The final step is to create an enabling eco­system to support the growth of renewables in the state. This involves a myriad of measures, including capacity building of human resources, supporting renewa­ble energy equipment manufacturing in the state, accelerating renewable energy adoption through the promotion of electric mobility, green buildings, low-carbon agricultural practices, etc., and supporting innovations in the domain of new energi­es. To this end, the policy has earmark­ed a dedicated renewable energy develop­me­nt fund to provide incentives and viability gap funding, and set up a renewable energy research institute to nurture rese­arch and development in the new en­er­gi­es.
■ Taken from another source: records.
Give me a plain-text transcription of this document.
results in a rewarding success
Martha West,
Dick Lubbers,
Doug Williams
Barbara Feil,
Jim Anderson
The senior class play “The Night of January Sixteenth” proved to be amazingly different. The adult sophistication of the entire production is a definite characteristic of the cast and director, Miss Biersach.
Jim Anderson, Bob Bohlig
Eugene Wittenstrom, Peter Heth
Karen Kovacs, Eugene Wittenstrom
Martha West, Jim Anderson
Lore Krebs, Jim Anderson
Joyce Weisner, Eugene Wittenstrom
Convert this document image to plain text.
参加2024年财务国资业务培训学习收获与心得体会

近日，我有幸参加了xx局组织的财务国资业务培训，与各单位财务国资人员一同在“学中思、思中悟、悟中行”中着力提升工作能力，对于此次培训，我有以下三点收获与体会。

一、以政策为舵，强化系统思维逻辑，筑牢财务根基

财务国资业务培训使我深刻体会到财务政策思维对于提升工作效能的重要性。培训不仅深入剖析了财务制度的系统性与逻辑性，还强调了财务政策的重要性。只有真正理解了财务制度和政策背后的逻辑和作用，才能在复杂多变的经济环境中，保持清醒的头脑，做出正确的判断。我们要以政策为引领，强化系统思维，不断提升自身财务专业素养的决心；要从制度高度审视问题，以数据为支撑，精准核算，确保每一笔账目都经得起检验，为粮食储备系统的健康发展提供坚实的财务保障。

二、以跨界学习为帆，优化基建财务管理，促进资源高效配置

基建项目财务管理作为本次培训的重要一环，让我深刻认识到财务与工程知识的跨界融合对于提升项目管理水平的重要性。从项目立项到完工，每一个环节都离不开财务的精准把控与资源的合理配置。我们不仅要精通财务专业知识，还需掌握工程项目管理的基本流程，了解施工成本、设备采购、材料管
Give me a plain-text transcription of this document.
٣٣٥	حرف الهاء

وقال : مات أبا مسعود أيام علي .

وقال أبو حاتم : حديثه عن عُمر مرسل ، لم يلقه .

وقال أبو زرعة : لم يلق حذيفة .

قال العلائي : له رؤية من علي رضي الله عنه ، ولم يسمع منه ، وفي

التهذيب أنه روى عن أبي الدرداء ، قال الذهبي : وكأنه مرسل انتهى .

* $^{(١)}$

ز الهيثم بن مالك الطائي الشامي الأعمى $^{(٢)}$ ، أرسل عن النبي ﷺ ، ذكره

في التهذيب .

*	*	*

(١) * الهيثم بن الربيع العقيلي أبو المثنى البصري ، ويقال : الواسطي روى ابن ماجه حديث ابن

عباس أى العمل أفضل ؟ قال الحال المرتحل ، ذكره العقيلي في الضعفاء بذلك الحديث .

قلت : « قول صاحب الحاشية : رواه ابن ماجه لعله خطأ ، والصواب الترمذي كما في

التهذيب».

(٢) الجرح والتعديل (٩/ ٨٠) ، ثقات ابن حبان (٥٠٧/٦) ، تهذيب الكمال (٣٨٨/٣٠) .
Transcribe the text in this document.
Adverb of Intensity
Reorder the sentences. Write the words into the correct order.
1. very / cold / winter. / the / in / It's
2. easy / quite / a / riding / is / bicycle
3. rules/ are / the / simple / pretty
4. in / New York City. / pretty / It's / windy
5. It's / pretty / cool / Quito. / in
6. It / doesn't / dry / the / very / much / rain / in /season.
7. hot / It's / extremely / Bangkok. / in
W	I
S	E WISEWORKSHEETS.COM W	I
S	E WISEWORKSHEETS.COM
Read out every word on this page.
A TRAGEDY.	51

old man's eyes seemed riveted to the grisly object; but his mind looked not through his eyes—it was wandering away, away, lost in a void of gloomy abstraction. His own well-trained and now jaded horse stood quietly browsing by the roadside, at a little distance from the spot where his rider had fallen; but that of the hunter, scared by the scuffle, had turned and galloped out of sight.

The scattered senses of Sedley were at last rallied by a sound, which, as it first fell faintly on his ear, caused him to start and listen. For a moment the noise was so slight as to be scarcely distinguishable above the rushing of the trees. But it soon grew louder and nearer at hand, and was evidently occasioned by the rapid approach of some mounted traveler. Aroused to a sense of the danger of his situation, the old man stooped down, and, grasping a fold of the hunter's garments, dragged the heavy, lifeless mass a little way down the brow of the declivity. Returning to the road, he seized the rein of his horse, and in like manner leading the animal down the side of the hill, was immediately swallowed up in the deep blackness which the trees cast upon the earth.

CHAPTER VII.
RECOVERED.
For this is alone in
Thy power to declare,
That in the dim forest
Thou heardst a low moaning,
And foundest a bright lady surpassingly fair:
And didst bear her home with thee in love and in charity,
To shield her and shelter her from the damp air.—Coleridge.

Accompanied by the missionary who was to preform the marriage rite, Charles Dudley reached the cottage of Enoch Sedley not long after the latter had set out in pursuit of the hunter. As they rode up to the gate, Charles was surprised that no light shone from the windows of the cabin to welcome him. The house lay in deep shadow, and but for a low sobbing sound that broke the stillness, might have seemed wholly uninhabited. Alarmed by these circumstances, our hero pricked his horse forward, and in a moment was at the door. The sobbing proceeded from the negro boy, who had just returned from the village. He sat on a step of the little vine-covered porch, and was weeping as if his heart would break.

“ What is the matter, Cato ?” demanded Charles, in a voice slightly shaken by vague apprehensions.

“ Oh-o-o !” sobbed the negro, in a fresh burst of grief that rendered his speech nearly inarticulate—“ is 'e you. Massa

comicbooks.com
The latest Industrial Policy Re­so­lution, 2022 also identifies green energy equipment manufacturing as a focus area and provides special incentives for its growth, which are as follows:

  •                Certain special concessions on land for higher value or higher employment producing projects.
  •                A Rs 2 per unit discount on energy tariff for 10 years for green energy equipme­nt, and Rs 3 per unit discount for 20 ye­ars for green hydrogen and green am­monia projects.
  •                30 per cent capital investment subsidy on the actual investment in plant and machinery.
  •                Exemption in electricity duty, cross-subsidy surcharge and stamp duty, etc.
  •                100 per cent net SGST reimbursement for 200 per cent of investment in plant and machinery.

Further, to support capacity addition, the policy encourages professional institutions to design renewable energy-related courses to bridge the skill gap and create a better employable workforce. The policy also envisages setting up of wor­ld-class dedicated research and innovation excellence centres for renewable energy in Odisha.

This multi-pronged approach envisioned in the policy will create a robust institutional mechanism to promote the growth of re­newables in the state. The policy will go a long way in establishing Odisha as a preferred location of renewable energy inves­tors and developers globally. Not only will it make Odisha more competitive as compared to other places, but also build an ecosystem equipped to support the future growth of renewables in the state.